These days, a large number of consumers are once again beginning to feel better about their finances and as a result, are looking for new credit cards.
But because of the way the recession reshaped consumers’ attitude toward credit card spending in general, many are looking for ways to cut the costs associated with these cards, and one way many are choosing to do that is with rewards cards. As a result of increased interest in these accounts, many lenders are also diversifying the various offers for their rewards cards.
Some now give consumers bonus rewards just for opening their accounts, and others incentivize certain types of purchases by giving them more cash back or points for spending in certain categories. For consumers who view these rewards they can receive for spending as they normally would as “free money,” it’s important to look deeper into these accounts before settling on one.
One of the best ways to do this is for them to examine their previous account use and determine what are normal repayment and card use habits. For example, those who tend to carry a balance from one month to the next will probably want to find a rewards credit card with the best possible combination of a strong rewards program and low interest rate. Of course, they should also try to figure out whether their spending habits will make it more difficult to see the benefit of these rewards, and if the card has an annual fee associated with it, the cost of that should be considered as well.

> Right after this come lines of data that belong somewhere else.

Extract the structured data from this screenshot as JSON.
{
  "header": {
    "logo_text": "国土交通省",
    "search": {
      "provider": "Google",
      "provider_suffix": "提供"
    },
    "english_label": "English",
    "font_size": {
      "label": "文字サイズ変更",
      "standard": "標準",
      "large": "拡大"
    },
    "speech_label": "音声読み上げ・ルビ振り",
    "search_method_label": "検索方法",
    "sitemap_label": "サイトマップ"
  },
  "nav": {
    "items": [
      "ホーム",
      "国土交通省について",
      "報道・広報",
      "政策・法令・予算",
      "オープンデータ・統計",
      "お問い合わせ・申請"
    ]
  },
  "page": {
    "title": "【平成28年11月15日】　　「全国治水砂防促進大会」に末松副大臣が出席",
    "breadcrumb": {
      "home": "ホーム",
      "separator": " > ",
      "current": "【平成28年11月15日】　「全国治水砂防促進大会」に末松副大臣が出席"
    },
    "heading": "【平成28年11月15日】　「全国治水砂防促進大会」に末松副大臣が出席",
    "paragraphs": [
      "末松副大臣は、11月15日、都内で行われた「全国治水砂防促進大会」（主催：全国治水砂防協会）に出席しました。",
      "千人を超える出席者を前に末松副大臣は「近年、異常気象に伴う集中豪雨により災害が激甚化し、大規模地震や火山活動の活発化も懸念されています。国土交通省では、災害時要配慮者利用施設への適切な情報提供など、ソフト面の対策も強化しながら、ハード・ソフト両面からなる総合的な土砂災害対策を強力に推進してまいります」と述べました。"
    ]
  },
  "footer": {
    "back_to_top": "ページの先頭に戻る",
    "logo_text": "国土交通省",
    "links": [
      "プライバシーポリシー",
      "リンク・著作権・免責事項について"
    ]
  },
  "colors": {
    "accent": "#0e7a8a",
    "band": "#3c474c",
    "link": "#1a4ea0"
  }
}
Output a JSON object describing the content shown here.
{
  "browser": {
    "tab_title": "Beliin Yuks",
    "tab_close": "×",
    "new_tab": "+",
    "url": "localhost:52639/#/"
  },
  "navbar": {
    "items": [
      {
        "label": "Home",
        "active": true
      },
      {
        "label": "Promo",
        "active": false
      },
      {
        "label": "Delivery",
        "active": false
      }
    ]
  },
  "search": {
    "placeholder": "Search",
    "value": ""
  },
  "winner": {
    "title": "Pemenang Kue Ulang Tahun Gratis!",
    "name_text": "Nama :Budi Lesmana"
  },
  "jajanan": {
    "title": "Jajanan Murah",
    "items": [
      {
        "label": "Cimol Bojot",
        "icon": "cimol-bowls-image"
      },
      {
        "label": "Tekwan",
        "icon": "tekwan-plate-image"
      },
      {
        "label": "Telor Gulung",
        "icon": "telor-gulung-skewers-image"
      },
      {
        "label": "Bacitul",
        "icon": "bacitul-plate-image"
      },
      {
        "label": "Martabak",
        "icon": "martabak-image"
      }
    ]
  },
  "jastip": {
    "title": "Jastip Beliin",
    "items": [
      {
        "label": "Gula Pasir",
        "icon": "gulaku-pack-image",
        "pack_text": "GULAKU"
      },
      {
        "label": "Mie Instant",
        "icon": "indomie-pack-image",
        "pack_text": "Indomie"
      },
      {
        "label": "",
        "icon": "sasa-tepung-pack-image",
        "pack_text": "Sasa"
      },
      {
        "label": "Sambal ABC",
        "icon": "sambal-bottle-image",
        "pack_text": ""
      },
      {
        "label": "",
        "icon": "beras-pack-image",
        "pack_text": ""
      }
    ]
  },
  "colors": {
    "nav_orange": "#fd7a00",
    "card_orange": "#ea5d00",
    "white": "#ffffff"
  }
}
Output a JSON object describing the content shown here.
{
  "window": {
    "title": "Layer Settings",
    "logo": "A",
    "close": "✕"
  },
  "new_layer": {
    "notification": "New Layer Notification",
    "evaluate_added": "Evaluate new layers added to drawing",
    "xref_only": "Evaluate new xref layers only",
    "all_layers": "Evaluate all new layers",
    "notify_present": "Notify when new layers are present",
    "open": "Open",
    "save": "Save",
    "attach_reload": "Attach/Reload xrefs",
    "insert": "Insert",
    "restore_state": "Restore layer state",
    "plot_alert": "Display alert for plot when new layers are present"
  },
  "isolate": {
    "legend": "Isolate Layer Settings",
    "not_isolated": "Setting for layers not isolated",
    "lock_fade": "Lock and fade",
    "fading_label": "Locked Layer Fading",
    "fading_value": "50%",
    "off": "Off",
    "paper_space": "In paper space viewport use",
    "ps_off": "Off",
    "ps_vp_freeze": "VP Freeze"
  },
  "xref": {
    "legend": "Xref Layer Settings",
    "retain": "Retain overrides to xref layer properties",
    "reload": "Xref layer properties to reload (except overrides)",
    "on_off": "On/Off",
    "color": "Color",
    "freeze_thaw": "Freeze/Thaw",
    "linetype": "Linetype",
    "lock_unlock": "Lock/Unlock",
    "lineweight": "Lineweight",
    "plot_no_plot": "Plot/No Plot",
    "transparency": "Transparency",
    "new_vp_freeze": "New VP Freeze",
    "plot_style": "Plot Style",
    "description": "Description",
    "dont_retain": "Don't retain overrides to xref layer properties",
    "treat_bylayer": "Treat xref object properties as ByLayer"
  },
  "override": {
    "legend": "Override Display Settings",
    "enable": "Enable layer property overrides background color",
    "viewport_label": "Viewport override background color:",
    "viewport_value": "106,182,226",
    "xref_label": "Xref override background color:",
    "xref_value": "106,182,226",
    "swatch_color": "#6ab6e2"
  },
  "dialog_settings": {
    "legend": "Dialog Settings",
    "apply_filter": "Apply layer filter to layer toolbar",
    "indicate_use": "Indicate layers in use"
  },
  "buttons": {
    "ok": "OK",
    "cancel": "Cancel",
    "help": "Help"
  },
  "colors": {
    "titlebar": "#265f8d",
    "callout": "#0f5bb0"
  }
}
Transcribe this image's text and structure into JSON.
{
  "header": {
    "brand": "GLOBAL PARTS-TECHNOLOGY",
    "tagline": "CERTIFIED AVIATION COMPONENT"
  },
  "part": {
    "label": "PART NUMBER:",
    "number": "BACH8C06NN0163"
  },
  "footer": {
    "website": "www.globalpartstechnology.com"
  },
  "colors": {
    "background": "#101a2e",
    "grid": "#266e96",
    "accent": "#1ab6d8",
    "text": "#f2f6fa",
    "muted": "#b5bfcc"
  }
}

Further, because these accounts can incentivize certain types of purchases with rewards rates of double or even triple the usual numbers, consumers should also look at what they most often buy with their credit card. For example, if they typically use their card to pay for gas, finding a card that grants more points for gas purchases will likely make the most sense. Many cards reward grocery purchases in the same way, so those who tend to use their cards at supermarkets can likely find similar benefits.
Of course, whenever consumers open new credit cards, they should examine how doing so will impact not only their debt, but other aspects of their finances as well. Each person’s financial situation is unique, and therefore it’s important to consider whether such a card is right for them.